Tra i “papabili” al vertice dell’ente regolatorio americano ci sono anche Stephen Hahn, amministratore delegato del MD Anderson Cancer Center, e Alexa Boer Kimball, dermatologo e CEO di Harvard Medical Faculty Physicians presso il Beth Israel Deaconess Medical Center,

Sharpless, ex direttore del National Cancer Institute, ha ottenuto l’încarico ad interim su segnalazione di Scott Gottlieb, che si è dimesso improvvisamente a marzo.

Gottlieb, in un tweet, ha elogiato Sharpless definendolo “un eccezionale medico e scienziato impegnato in obiettivi di salute pubblica e nella missione della FDA”. Ha anche detto che spera di vederlo “nominato in modo permanente” nel ruolo di commissario.

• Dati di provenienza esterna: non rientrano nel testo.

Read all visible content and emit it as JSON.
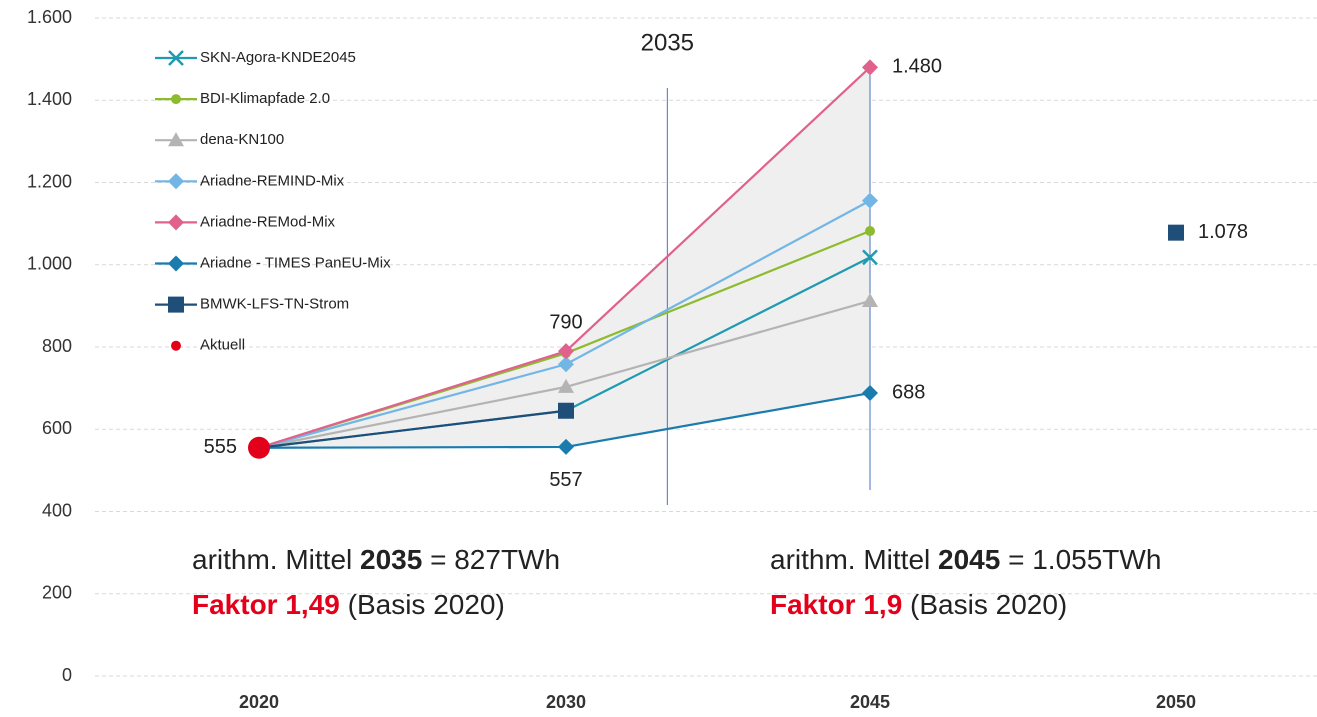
{
  "chart_data": {
    "type": "line",
    "categories": [
      "2020",
      "2030",
      "2045",
      "2050"
    ],
    "ylim": [
      0,
      1600
    ],
    "yticks": [
      0,
      200,
      400,
      600,
      800,
      {
        "value": 1000,
        "label": "1.000"
      },
      {
        "value": 1200,
        "label": "1.200"
      },
      {
        "value": 1400,
        "label": "1.400"
      },
      {
        "value": 1600,
        "label": "1.600"
      }
    ],
    "grid": true,
    "legend": "upper left",
    "series": [
      {
        "name": "SKN-Agora-KNDE2045",
        "color": "#1e9bb0",
        "marker": "x",
        "values": [
          555,
          645,
          1018,
          null
        ]
      },
      {
        "name": "BDI-Klimapfade 2.0",
        "color": "#8dbb2e",
        "marker": "circle",
        "values": [
          555,
          785,
          1082,
          null
        ]
      },
      {
        "name": "dena-KN100",
        "color": "#b4b4b4",
        "marker": "triangle",
        "values": [
          555,
          703,
          912,
          null
        ]
      },
      {
        "name": "Ariadne-REMIND-Mix",
        "color": "#72b6e6",
        "marker": "diamond",
        "values": [
          555,
          758,
          1156,
          null
        ]
      },
      {
        "name": "Ariadne-REMod-Mix",
        "color": "#e0628c",
        "marker": "diamond",
        "values": [
          555,
          790,
          1480,
          null
        ],
        "value_labels": [
          null,
          "790",
          "1.480",
          null
        ]
      },
      {
        "name": "Ariadne - TIMES PanEU-Mix",
        "color": "#1a7cae",
        "marker": "diamond",
        "values": [
          555,
          557,
          688,
          null
        ],
        "value_labels": [
          null,
          "557",
          "688",
          null
        ]
      },
      {
        "name": "BMWK-LFS-TN-Strom",
        "color": "#1f4e79",
        "marker": "square",
        "values": [
          555,
          645,
          null,
          1078
        ],
        "value_labels": [
          null,
          null,
          null,
          "1.078"
        ]
      },
      {
        "name": "Aktuell",
        "color": "#e3001b",
        "marker": "dot",
        "values": [
          555,
          null,
          null,
          null
        ],
        "value_labels": [
          "555",
          null,
          null,
          null
        ]
      }
    ],
    "reference_lines": [
      {
        "x": 2035,
        "label": "2035"
      },
      {
        "x": 2045
      }
    ],
    "notes": [
      {
        "line1": [
          "arithm. Mittel ",
          "2035",
          " = 827TWh"
        ],
        "line2": [
          "Faktor 1,49",
          " (Basis 2020)"
        ]
      },
      {
        "line1": [
          "arithm. Mittel ",
          "2045",
          " = 1.055TWh"
        ],
        "line2": [
          "Faktor 1,9",
          " (Basis 2020)"
        ]
      }
    ]
  }
}
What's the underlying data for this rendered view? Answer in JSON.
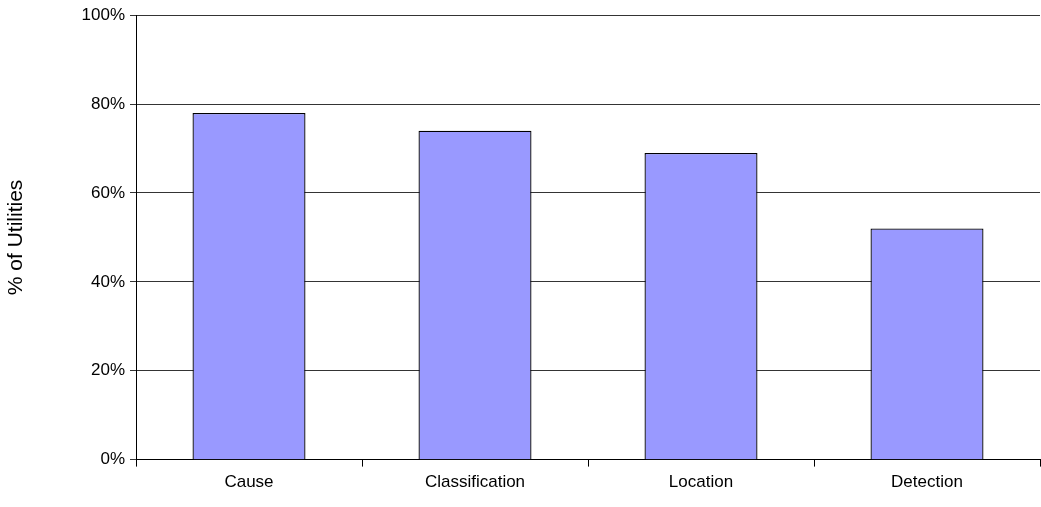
{
  "chart_data": {
    "type": "bar",
    "ylabel": "% of Utilities",
    "categories": [
      "Cause",
      "Classification",
      "Location",
      "Detection"
    ],
    "values": [
      78,
      74,
      69,
      52
    ],
    "color": "#9999ff",
    "ylim": [
      0,
      100
    ],
    "yticks": [
      {
        "value": 0,
        "label": "0%"
      },
      {
        "value": 20,
        "label": "20%"
      },
      {
        "value": 40,
        "label": "40%"
      },
      {
        "value": 60,
        "label": "60%"
      },
      {
        "value": 80,
        "label": "80%"
      },
      {
        "value": 100,
        "label": "100%"
      }
    ],
    "grid": "y",
    "legend": false
  }
}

Sharpless ha praticamente seguito le orme di Gottlieb. Nel suo primo importante discorso alla FDA nel mese di aprile, il manager scienziato ha promesso infatti di “mantenere l’attuale linea di condotta della FDA in ogni area e di procedere a tutta velocità”.

Anche altri quattro ex commissari della FDA hanno perorato la causa di Sharpless con una lettera al presidente Donald Trump e ad Alex Azar, segretario alla salute e ai servizi umani.

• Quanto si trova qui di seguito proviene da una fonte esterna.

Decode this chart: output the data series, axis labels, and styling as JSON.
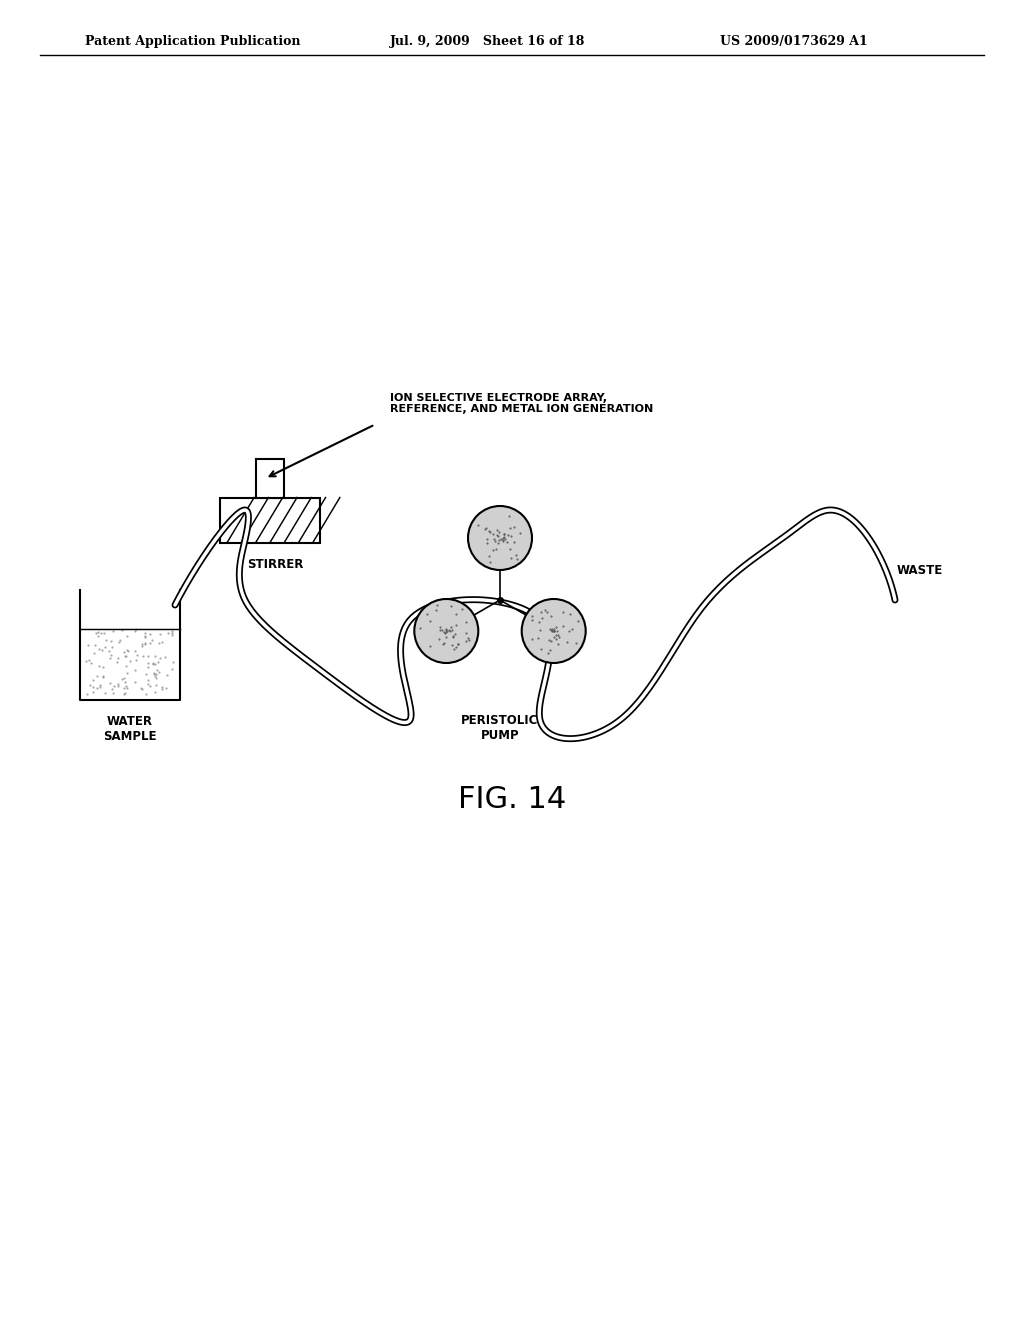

“Ha guadagnato il rispetto del personale dell’agenzia e di buona parte del pubblico”, hanno dichiarato i commissari firmatari della lettera. Sono Robert Califf, Margaret Hamburg, Andrew von Eschenbach e Mark McClellan.

Anche numerose associazioni di pazienti appoggiano Sharpless. “Abbiamo bisogno di avere un leader forte come Ned che ha curato pazienti e condotto studi clinici e scientifici avanzati”, scrive in una lettera aperta Ellen Sigal, presidente di Friends of Cancer Research.

Sotto la guida Gottlieb, nel 2018 la FDA ha segnato il record di approvazioni di nuovi farmaci. E un’eventuale conferma di Sharpless, che ha continuato il percorso di Gottilieb, è ben vista anche dall’industria biofarmaceutica.